Three winners that used sensors and GPS trackers to gather various types of data were named following the 48-hour hackathon.
San Francisco has made itself a blank canvas for the Internet of Things, and creators have now begun to trace the beginnings of paintings on it.
The city offered up public infrastructure to a private company, SIGFOX, in October in order to establish a network dedicated to IoT solutions. Officials in the city Department of Technology were quick to point out at the time that the city didn’t have any specific uses in mind for the network, but wanted to foster the creativity of its tech-centric environs to find beneficial applications.
So the city hosted a 48-hour hackathon from Nov. 20-22 in an effort to develop ideas. On Nov. 23, the department announced the winners:
“The hackathon generated some really good use cases and basically prototype or experimental proof of concept that some of these things could be accomplished with IoT enablement,” said San Francisco CIO Miguel Gamiño.
The projects are all in early stages, he said, but could offer broad benefits to the city in the future. For instance, Audio Argus might be useful for detecting when certain machines like fleet vehicles and medical devices are close to breaking down.
“With audio sensors, maybe you can predict mechanical breakdown because those things make certain sounds and sound signatures,” Gamiño said.
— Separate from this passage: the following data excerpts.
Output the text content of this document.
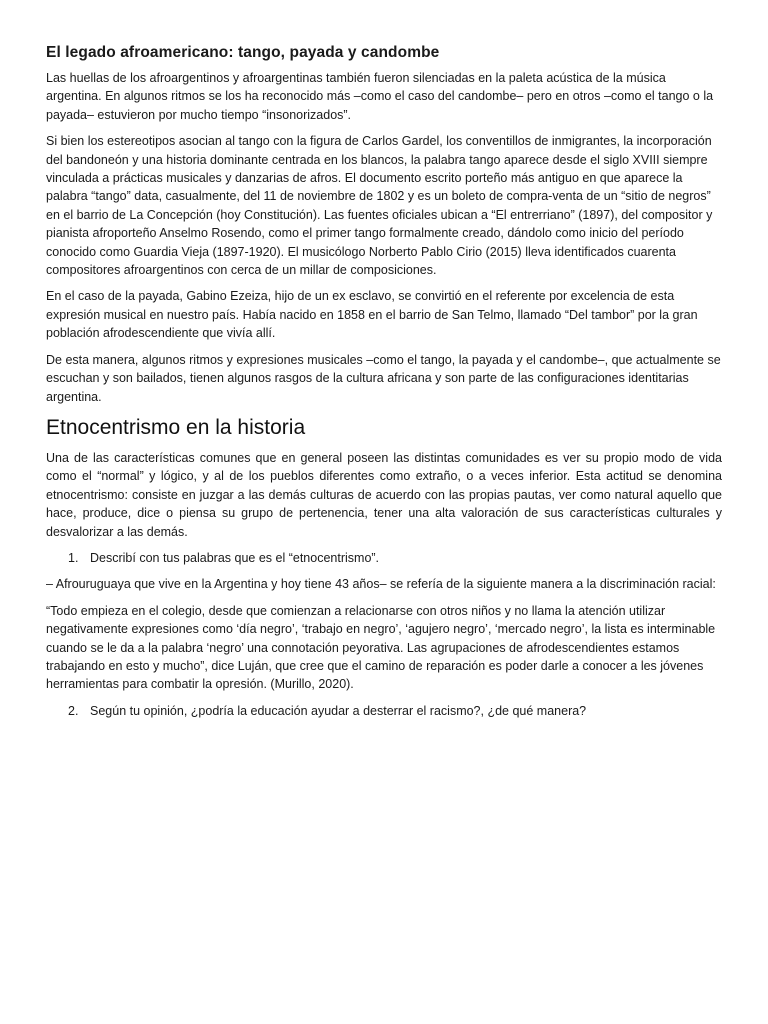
El legado afroamericano: tango, payada y candombe

Las huellas de los afroargentinos y afroargentinas también fueron silenciadas en la paleta acústica de la música argentina. En algunos ritmos se los ha reconocido más –como el caso del candombe– pero en otros –como el tango o la payada– estuvieron por mucho tiempo “insonorizados”.

Si bien los estereotipos asocian al tango con la figura de Carlos Gardel, los conventillos de inmigrantes, la incorporación del bandoneón y una historia dominante centrada en los blancos, la palabra tango aparece desde el siglo XVIII siempre vinculada a prácticas musicales y danzarias de afros. El documento escrito porteño más antiguo en que aparece la palabra “tango” data, casualmente, del 11 de noviembre de 1802 y es un boleto de compra-venta de un “sitio de negros” en el barrio de La Concepción (hoy Constitución). Las fuentes oficiales ubican a “El entrerriano” (1897), del compositor y pianista afroporteño Anselmo Rosendo, como el primer tango formalmente creado, dándolo como inicio del período conocido como Guardia Vieja (1897-1920). El musicólogo Norberto Pablo Cirio (2015) lleva identificados cuarenta compositores afroargentinos con cerca de un millar de composiciones.

En el caso de la payada, Gabino Ezeiza, hijo de un ex esclavo, se convirtió en el referente por excelencia de esta expresión musical en nuestro país. Había nacido en 1858 en el barrio de San Telmo, llamado “Del tambor” por la gran población afrodescendiente que vivía allí.

De esta manera, algunos ritmos y expresiones musicales –como el tango, la payada y el candombe–, que actualmente se escuchan y son bailados, tienen algunos rasgos de la cultura africana y son parte de las configuraciones identitarias argentina.

Etnocentrismo en la historia

Una de las características comunes que en general poseen las distintas comunidades es ver su propio modo de vida como el “normal” y lógico, y al de los pueblos diferentes como extraño, o a veces inferior. Esta actitud se denomina etnocentrismo: consiste en juzgar a las demás culturas de acuerdo con las propias pautas, ver como natural aquello que hace, produce, dice o piensa su grupo de pertenencia, tener una alta valoración de sus características culturales y desvalorizar a las demás.

1. Describí con tus palabras que es el “etnocentrismo”.

– Afrouruguaya que vive en la Argentina y hoy tiene 43 años– se refería de la siguiente manera a la discriminación racial:

“Todo empieza en el colegio, desde que comienzan a relacionarse con otros niños y no llama la atención utilizar negativamente expresiones como ‘día negro’, ‘trabajo en negro’, ‘agujero negro’, ‘mercado negro’, la lista es interminable cuando se le da a la palabra ‘negro’ una connotación peyorativa. Las agrupaciones de afrodescendientes estamos trabajando en esto y mucho”, dice Luján, que cree que el camino de reparación es poder darle a conocer a les jóvenes herramientas para combatir la opresión. (Murillo, 2020).

2. Según tu opinión, ¿podría la educación ayudar a desterrar el racismo?, ¿de qué manera?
Better Bike might also one day lead to better-informed city planning. San Francisco is aiming for zero traffic deaths by 2024, so Gamiño said efforts like Better Bike would be poised to contribute to safer urban design.
“That could be used for all sorts of different things,” he said. “It might influence how traffic patterns are designed for bikes to increase safety.”
Applications for the city’s IoT network don’t necessarily have to be for municipal purposes, he said, noting that they could also run for commercial uses. The SIGFOX network also might not be the only network the city uses for IoT solutions.
Ultimately, he said, the future is wide open.
“We are very much at a frontier,” he said. “What I’ve often said is that it’d be like trying to predict the ultimate killer app of the Internet 30 years ago. Thirty years ago you wouldn’t have been able to predict Airbnb or Uber, or else you’d be $50 billion [richer], right?”